Du solltest öfter mal kalt duschen, daß härtet ab, Gabi!


----------



## Bundy110 (29. Juni 2012)

*AW: Aale im Setzkescher hältern möglich...???*



magi schrieb:


> 2-3 Tage hältern in einem kleinen Setzkescher.. Wie kommt man auf so eine Idee. Wie siehts denn mit Alternativen aus: Bei frühzeitigen Fängen z.B. Frau/Freunde/Eltern (als Jungangler) etc. anrufen (falls man allein unterwegs ist), die dann auf die Sachen aufpassen oder den Fisch direkt mitnehmen.


 


Es gibt Setzkescher,die sind mit Sicherheit groß Genug was Länge und Durchmesser betrifft...Das Ich die Fische in einem kl. Kescher nicht unbediengt hältern sollte,weiß ich natürlich selbst.Mir ging es ja auch eigentliuch nur darum,ob es da die Möglichkeit gibt speziell Aal zu hältern...
Wie Du vielleicht gesehen hast,bin ich ja auch selber auf die Idee mit dem "Abholen" gekommen...


----------



## Syntac (29. Juni 2012)

*AW: Aale im Setzkescher hältern möglich...???*

Früher wurden die in einen Drahtsetzkescher zu den lebenden Köfi`s gepackt und gut war, auch mal für 2 Tage.
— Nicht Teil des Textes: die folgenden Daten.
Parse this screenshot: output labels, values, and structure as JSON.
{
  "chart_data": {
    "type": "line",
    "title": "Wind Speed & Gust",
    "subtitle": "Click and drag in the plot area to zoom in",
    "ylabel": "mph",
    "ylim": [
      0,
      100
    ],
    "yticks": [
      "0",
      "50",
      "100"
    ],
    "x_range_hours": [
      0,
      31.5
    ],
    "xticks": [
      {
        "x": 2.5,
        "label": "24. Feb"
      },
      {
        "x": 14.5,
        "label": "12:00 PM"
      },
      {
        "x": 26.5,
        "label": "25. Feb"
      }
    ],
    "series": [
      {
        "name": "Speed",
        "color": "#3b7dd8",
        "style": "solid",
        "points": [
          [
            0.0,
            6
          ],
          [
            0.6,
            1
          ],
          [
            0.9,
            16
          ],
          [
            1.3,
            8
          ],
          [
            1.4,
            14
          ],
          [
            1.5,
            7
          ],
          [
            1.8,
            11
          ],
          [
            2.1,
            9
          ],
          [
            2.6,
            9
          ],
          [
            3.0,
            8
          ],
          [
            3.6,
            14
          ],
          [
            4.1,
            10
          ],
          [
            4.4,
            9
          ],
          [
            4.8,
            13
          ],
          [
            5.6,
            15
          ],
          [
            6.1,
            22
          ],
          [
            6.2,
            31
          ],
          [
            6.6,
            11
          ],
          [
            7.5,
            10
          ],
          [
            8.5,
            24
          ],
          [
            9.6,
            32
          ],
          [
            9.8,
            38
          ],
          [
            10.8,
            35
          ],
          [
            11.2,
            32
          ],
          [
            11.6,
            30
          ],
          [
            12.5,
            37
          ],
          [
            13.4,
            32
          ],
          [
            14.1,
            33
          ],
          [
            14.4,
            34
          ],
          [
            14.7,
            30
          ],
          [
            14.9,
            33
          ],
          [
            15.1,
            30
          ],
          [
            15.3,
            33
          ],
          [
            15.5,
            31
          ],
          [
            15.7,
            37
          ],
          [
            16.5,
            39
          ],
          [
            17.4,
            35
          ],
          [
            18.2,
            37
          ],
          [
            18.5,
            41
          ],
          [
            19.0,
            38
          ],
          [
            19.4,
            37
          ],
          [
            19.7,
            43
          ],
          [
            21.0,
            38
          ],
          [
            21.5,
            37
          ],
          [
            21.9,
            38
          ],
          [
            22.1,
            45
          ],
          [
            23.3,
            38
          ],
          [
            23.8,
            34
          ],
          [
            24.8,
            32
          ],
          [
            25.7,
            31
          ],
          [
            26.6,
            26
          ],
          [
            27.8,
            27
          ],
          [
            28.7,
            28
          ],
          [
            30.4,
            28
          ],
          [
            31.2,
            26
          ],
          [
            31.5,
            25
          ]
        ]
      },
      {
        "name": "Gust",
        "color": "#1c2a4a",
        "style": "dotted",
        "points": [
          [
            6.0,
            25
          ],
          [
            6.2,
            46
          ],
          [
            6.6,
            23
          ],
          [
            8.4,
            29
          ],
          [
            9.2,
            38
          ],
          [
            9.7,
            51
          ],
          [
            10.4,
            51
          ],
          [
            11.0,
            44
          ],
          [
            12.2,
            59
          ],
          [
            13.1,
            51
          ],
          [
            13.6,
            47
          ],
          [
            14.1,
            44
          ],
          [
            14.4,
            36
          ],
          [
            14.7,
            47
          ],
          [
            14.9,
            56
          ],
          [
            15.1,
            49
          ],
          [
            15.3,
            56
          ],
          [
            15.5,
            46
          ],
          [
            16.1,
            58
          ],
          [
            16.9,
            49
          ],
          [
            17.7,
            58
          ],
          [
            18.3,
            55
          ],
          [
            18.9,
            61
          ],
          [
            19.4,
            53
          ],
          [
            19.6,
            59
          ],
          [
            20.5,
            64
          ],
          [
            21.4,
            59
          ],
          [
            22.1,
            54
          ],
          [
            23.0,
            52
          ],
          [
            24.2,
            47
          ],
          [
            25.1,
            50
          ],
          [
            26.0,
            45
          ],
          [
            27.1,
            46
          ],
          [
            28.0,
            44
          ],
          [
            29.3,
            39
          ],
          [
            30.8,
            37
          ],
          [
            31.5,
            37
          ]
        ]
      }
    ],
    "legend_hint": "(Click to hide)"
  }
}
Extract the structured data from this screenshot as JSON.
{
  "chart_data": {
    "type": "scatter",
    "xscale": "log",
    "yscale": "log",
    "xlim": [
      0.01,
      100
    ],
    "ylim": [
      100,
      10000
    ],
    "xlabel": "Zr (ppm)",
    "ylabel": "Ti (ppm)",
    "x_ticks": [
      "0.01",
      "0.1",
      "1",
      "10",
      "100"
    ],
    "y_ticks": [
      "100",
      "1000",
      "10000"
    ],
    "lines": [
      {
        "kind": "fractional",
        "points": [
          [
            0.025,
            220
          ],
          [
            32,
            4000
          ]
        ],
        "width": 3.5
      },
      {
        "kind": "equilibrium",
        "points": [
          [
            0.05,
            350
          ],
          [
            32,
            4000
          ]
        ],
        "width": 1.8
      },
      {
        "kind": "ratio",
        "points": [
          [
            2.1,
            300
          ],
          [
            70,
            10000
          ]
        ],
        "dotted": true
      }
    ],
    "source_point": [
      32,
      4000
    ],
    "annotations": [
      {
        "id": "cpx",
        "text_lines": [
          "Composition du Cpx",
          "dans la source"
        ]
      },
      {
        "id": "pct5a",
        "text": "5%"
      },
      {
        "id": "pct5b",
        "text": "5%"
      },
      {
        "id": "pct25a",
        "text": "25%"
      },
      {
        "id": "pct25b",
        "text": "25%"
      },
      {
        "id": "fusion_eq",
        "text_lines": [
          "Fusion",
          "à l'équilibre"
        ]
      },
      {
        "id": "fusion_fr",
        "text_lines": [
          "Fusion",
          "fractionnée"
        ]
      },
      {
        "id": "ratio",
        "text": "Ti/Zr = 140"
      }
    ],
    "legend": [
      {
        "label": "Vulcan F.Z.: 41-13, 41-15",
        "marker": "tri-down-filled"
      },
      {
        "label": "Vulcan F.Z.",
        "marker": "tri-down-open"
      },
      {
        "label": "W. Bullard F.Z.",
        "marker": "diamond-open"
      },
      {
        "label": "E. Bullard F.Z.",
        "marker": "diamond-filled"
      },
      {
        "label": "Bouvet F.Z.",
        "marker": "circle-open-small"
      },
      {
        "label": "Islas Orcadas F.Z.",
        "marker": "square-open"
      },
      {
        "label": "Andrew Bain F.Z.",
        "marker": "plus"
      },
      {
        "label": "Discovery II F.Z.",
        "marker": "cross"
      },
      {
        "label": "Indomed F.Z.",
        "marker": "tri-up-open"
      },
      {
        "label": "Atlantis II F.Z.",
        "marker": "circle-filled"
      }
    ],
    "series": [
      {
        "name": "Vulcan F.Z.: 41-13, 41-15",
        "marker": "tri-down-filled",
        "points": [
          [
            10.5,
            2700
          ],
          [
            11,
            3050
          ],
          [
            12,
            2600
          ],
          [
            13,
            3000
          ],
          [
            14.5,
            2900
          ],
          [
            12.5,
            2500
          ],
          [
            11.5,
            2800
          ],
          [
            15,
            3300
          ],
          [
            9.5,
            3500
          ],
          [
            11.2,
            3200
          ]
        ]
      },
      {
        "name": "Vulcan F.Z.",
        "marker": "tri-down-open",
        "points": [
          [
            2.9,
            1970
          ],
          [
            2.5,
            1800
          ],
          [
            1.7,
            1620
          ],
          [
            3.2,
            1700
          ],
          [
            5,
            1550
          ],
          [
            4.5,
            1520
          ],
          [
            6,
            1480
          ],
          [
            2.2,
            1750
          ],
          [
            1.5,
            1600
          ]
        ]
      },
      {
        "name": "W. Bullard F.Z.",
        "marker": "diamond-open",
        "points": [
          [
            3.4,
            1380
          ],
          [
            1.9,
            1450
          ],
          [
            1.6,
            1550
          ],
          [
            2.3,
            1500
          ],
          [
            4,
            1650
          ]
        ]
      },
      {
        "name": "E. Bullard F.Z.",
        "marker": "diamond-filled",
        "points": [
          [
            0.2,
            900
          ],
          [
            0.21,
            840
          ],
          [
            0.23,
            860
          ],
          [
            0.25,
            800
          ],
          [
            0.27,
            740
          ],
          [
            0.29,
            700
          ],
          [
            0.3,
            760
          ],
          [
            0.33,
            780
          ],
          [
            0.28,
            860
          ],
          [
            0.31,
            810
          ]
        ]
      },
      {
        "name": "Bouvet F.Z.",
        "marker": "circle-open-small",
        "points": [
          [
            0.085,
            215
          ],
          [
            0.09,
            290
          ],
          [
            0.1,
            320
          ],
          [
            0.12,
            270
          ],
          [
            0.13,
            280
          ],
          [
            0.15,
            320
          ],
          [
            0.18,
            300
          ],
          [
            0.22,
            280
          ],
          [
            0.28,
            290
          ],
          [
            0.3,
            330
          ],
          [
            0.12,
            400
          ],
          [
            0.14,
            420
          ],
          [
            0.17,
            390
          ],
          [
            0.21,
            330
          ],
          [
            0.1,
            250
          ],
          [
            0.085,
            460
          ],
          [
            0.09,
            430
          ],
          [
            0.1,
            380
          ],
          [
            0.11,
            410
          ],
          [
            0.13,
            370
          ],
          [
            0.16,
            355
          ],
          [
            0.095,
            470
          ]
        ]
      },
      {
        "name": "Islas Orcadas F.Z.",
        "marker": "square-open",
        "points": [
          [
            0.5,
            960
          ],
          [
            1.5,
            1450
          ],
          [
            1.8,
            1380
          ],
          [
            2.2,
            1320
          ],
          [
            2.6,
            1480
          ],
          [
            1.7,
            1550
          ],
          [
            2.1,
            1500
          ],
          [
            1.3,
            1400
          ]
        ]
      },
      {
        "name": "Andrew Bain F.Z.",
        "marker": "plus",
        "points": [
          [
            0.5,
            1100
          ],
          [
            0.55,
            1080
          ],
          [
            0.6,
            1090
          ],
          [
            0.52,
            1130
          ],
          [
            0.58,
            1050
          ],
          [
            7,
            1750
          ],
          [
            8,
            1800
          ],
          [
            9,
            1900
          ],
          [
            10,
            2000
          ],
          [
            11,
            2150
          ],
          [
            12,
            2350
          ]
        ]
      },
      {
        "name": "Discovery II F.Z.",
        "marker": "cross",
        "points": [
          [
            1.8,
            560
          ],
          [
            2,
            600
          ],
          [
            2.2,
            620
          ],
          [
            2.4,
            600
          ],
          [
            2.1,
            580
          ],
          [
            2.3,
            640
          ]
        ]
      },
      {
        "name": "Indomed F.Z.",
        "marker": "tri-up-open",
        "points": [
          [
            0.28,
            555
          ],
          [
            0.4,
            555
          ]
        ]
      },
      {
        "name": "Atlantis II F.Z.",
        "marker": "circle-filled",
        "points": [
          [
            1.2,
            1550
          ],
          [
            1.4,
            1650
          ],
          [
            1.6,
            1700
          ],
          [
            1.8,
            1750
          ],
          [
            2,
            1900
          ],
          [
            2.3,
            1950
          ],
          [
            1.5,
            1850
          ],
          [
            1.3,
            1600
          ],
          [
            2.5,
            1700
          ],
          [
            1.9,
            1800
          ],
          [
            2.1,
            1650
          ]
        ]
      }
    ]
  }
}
Jedenfalls bei meinem Opa, als ich als 6 jähriger mit ihm angeln war.


----------



## Windelwilli (29. Juni 2012)

*AW: Aale im Setzkescher hältern möglich...???*

Damals haben wir die Aale immer in einem Drahtsetzkescher gehalten. Die hatten oben auch eine verschließbare Öffnung und da entwischt der Aal garantiert nicht draus.

Soweit ich weiß, kann man die Dinger immer noch kaufen.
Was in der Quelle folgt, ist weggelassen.